O INESPERADO

Inesperadamente começou a escurecer, como se a noite caísse de repente sobre o mundo. Preocupado fiquei, pois a aldeia mais próxima ainda estava alguns quilômetros distantes e ainda gastaria no mínimo uma hora de caminhada até chegar a um local seguro.

Uma tempestade agora, em um lugar desconhecido era tudo que não podia acontecer, pois naquele caminho repleto de pedregulhos e grama que era mais um trilho que uma estrada, seria impossível vencer, aquelas ladeiras escorregadias. A minha impressão é que nem um cavalo passava por ali há anos.

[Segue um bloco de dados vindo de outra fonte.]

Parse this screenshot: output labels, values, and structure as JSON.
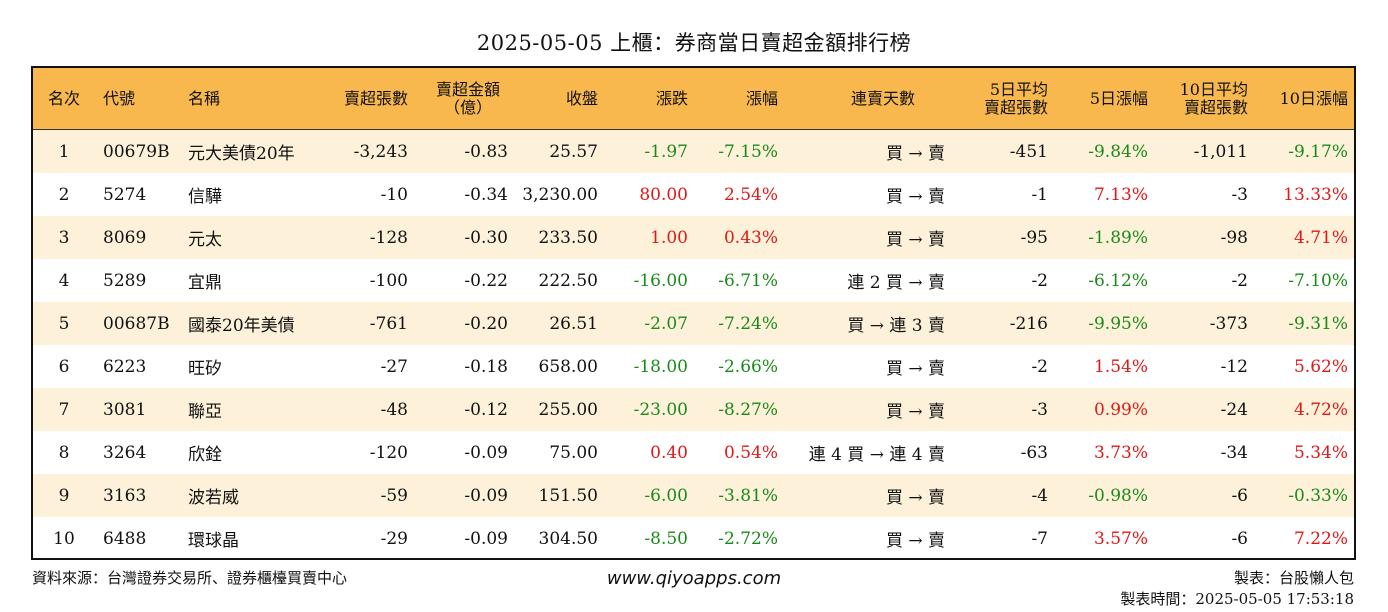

Caminhando, agora um pouco mais apressado, me sentia esgotado pelo esforço extra despendido para chegar à aldeia em segurança antes da chuva e da noite.

Caminhava num ritmo tão acelerado que nem me importava com o cansaço.

Repentinamente o que tanto temia: A chuva começa a cair com força e o vento forte a tornava gelada causando um desconforto que me fazia até praguejar, quando mais à frente após uma pequena curva, deparei-me com um casebre, com uma grande varanda de madeira, acelerei a minha marcha, então, para alcançar aquele abrigo, o que consegui em poucos minutos. Lá dentro a luz de um único lampião indicava a presença de alguém.

Após recuperar a respiração e sacudir um pouco a água que se acumulava em minhas roupas, resolvi bater à porta, para anunciar a minha presença e não dar a impressão de estar invadindo, ou até mesmo solicitar permissão ao proprietário para aguardar a chuva passar, protegido pelo telhado e o assoalho de madeira da espaçosa varanda. Parece que ninguém atenderia, uma vez que a demora foi mais longa que o normal. Embora eu estivesse ansioso e apressado, por causa da corrida até a casa, pareceu-me uma eternidade até que alguém mexeu na porta e a abriu.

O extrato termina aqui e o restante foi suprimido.